This is not a complete answer, but a collection of observations (mainly about part (1)), which may be useful for the problem.
Let's denote maximal determinant with $D_n$.
Case $n=1$ is a trivial exceptional case, where determinant is uniformly distributed on $[a,b]$. So we can assume, that $n\geq 2$. In this case the minimal value of determinant is $-D_n$, because we can always permute two rows. Moreover, by the same reason, the distribution of the determinant is symmetric with respect to 0.
Lemma: the answer to 1 has the form $D_n = (b-a)^{n-1} \max_i (c_i a + d_i b)$,
where $c_i,d_i$ are some integers, $i=1,\dots,i_{max}(n)$.

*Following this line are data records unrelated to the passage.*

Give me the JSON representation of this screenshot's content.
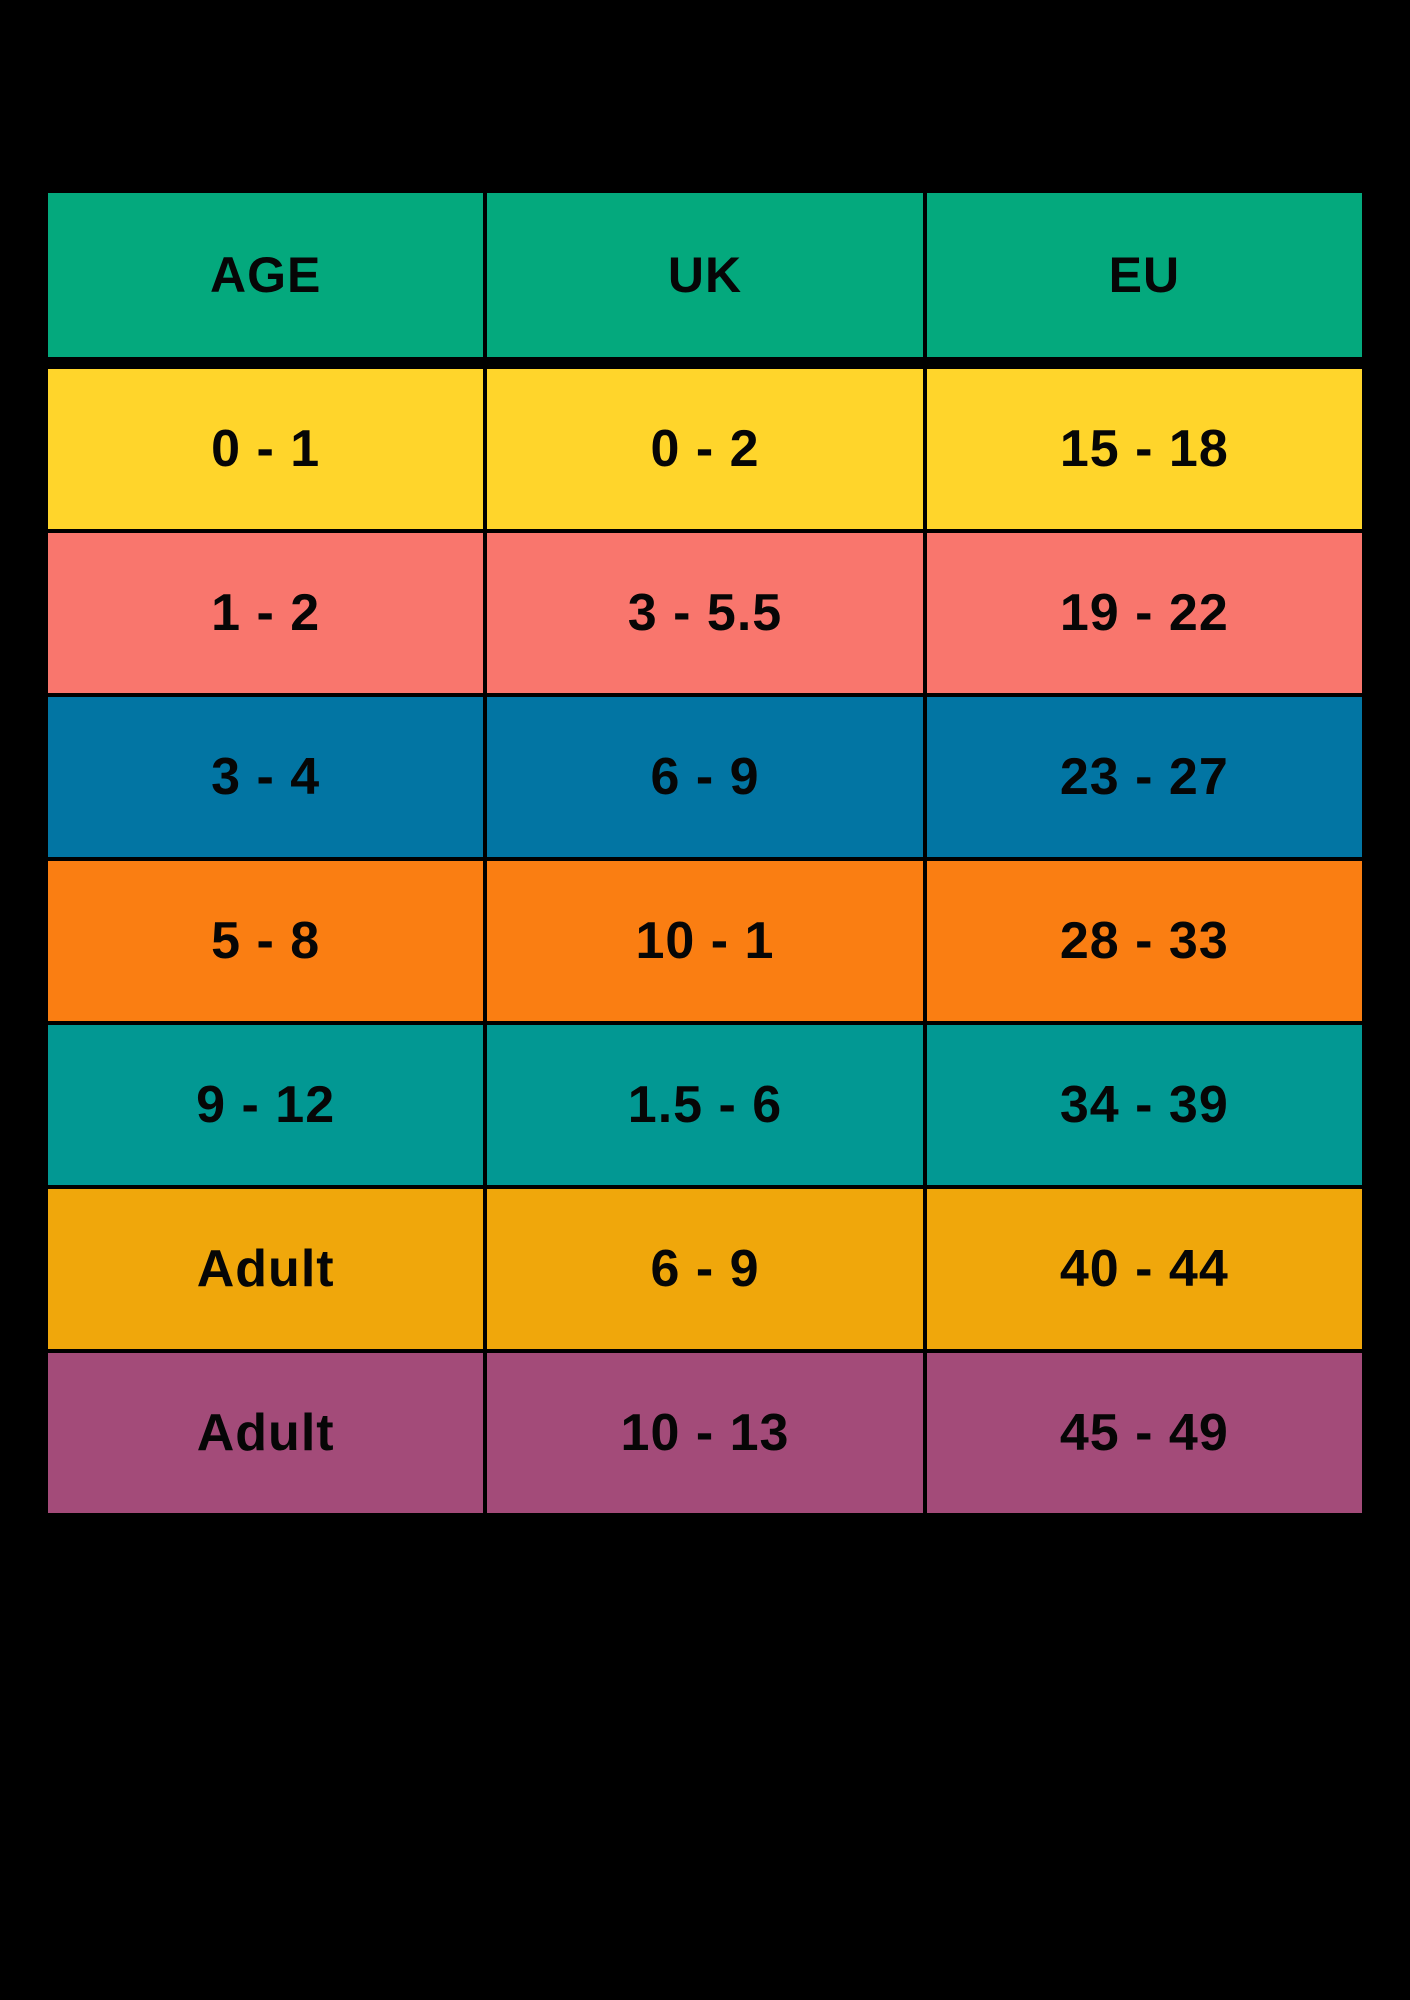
{
  "page": {
    "background_color": "#000000",
    "text_color": "#060606"
  },
  "table": {
    "header_color": "#04A97D",
    "columns": [
      {
        "key": "age",
        "label": "AGE"
      },
      {
        "key": "uk",
        "label": "UK"
      },
      {
        "key": "eu",
        "label": "EU"
      }
    ],
    "rows": [
      {
        "age": "0 - 1",
        "uk": "0 - 2",
        "eu": "15 - 18",
        "color": "#FFD52B"
      },
      {
        "age": "1 - 2",
        "uk": "3 - 5.5",
        "eu": "19 - 22",
        "color": "#F9766D"
      },
      {
        "age": "3 - 4",
        "uk": "6 - 9",
        "eu": "23 - 27",
        "color": "#0275A3"
      },
      {
        "age": "5 - 8",
        "uk": "10 - 1",
        "eu": "28 - 33",
        "color": "#FA7E12"
      },
      {
        "age": "9 - 12",
        "uk": "1.5 - 6",
        "eu": "34 - 39",
        "color": "#029893"
      },
      {
        "age": "Adult",
        "uk": "6 - 9",
        "eu": "40 - 44",
        "color": "#F0A70B"
      },
      {
        "age": "Adult",
        "uk": "10 - 13",
        "eu": "45 - 49",
        "color": "#A34B79"
      }
    ]
  },
  "chart_data": {
    "type": "table",
    "title": "",
    "columns": [
      "AGE",
      "UK",
      "EU"
    ],
    "rows": [
      [
        "0 - 1",
        "0 - 2",
        "15 - 18"
      ],
      [
        "1 - 2",
        "3 - 5.5",
        "19 - 22"
      ],
      [
        "3 - 4",
        "6 - 9",
        "23 - 27"
      ],
      [
        "5 - 8",
        "10 - 1",
        "28 - 33"
      ],
      [
        "9 - 12",
        "1.5 - 6",
        "34 - 39"
      ],
      [
        "Adult",
        "6 - 9",
        "40 - 44"
      ],
      [
        "Adult",
        "10 - 13",
        "45 - 49"
      ]
    ],
    "row_colors": [
      "#FFD52B",
      "#F9766D",
      "#0275A3",
      "#FA7E12",
      "#029893",
      "#F0A70B",
      "#A34B79"
    ],
    "header_color": "#04A97D",
    "legend_position": "none",
    "grid": false
  }
}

Proof: First, note, that the determinant is linear in each of matrix elements. Therefore any local (and hence global) maximum and minimum will be achieved for the extremal values of the elements. That is, we can assume, that each matrix element is either $a$ or $b$. Let $A$ be such a matrix. Do the following:
- subtract the first row of $A$ from any other row;
- multiply columns, which contain $b$ in the first row, by $-1$;
- note, that all rows except the first one now have only elements $0$ and $b-a$;
divide them by $b-a$ so now they consist of $0$-s and $1$-s.
- Denote thus obtained matrix with $B$.
Note, that $\det A = \pm (b-a)^{n-1} \det B$. By permuting columns we now redefine $B$ to remove $\pm$. $\det B$ has by construction the form $c a + d b$, where $c$ and $d$ are integers, so $\det A = (b-a)^{n-1}(c a + d b)$. Since there was only a finite number of matrices $A$ to start with, the lemma is proven.
By brute-force computation I obtained
$$\begin{aligned}
D_1 &= (1b+0a),\\
D_2 &= (1b+1a)(b-a),\\
D_3 &= (2b+1a)(b-a)^2,\\
D_4 &= (3b+2a)(b-a)^3,\\
D_5 &= (5b+4a)(b-a)^4.
\end{aligned}$$
That is, for these cases there is just one term in the $\max_i$. I don't know, if this will be true for larger values of $n$.
P.S. It seems, that the maximum determinant problem is not solved even for 0-1 matrices, leave alone the probability distribution.